Tim Peters added the comment:

Let me clarify something about the extended algorithm:  the starting guess is 
no longer the most significant source of error.  It's the `mul(D(x), pow(D2, 
e))` part.  `D(x)` is exact, but `pow(D2, e)` may not be exactly representable 
with 26 decimal digits, and the multiplication may also need to round.  Those 2 
operations may each suffer a half ulp error (but "ulp" in this case is 1 in the 
26th decimal digit).

The rough error analysis is straightforward to extend, but I used wxMaxima to 
do the Taylor expansions and to ensure I didn't drop any terms.  

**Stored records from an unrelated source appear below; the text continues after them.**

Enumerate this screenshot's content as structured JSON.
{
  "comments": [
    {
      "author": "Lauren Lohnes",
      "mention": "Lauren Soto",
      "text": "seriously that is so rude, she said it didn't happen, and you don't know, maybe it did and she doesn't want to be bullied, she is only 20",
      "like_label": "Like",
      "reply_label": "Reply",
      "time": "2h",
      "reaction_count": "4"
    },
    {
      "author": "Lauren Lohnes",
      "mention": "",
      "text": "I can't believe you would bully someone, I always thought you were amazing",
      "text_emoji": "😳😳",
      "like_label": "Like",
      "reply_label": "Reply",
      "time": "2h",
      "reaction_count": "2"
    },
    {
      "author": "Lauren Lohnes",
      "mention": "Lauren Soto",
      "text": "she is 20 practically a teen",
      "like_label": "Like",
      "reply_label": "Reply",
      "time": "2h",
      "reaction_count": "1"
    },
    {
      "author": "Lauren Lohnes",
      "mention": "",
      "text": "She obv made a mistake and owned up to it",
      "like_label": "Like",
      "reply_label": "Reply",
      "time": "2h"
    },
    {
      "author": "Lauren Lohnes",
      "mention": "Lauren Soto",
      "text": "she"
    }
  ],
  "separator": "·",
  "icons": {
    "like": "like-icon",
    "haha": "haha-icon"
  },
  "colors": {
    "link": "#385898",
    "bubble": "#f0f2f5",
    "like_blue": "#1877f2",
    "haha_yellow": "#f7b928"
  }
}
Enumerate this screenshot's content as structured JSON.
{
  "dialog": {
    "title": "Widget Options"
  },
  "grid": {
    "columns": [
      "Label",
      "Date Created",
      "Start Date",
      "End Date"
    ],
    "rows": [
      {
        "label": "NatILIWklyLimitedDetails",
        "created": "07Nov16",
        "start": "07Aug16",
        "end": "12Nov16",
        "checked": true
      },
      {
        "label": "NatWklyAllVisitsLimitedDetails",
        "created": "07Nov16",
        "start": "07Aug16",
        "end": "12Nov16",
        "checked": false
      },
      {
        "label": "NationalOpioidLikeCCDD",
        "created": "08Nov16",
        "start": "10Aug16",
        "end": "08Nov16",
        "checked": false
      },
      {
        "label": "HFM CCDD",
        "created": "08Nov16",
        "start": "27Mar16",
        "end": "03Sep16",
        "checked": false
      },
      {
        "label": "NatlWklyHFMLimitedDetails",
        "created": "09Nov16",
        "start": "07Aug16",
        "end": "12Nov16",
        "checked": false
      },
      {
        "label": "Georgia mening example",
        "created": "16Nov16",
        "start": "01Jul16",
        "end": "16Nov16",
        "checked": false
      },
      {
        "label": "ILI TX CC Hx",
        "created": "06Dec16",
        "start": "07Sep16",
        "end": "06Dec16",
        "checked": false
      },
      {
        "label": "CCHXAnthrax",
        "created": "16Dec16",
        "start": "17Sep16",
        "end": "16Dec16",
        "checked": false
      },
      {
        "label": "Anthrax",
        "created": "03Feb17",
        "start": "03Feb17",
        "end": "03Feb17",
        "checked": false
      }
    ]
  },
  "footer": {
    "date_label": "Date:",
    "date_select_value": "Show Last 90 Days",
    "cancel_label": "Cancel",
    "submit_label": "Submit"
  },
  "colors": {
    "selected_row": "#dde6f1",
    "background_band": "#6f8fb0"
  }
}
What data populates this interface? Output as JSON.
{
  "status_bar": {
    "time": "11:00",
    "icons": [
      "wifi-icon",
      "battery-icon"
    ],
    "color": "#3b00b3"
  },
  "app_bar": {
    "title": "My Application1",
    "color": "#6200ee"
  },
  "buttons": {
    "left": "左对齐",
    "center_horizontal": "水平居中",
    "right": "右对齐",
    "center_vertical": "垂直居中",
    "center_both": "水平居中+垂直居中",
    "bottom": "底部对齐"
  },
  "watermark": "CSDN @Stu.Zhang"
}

So suppose that instead of exactly x*2**e we get x*2**e*(1+r1) for some small 
|r1| (on the order of 10**-25), and instead of the exact n'th root `t` the 
starting guess g = t*(1+r2) for some small |r2| (on the order of 2**-50).  Then 
the mathematical value of the corrected `g` is `t` times (dropping terms higher 
than quadratic in `r1` and `r2`):

1   + r1/n   - (n-1)/n * r1*r2   + (n-1)/2 * r2**2

The largest term (besides 1) by far is now `r1/n` (assuming a 
not-insanely-large `n`).  But that's still "way at the end" of the 
extended-precision decimal format, which _should be_ ;-) intuitively obvious.  
It's too small to have a direct effect on the last bit of the 53-bit result 
(but can certainly affect "close call" rounding cases).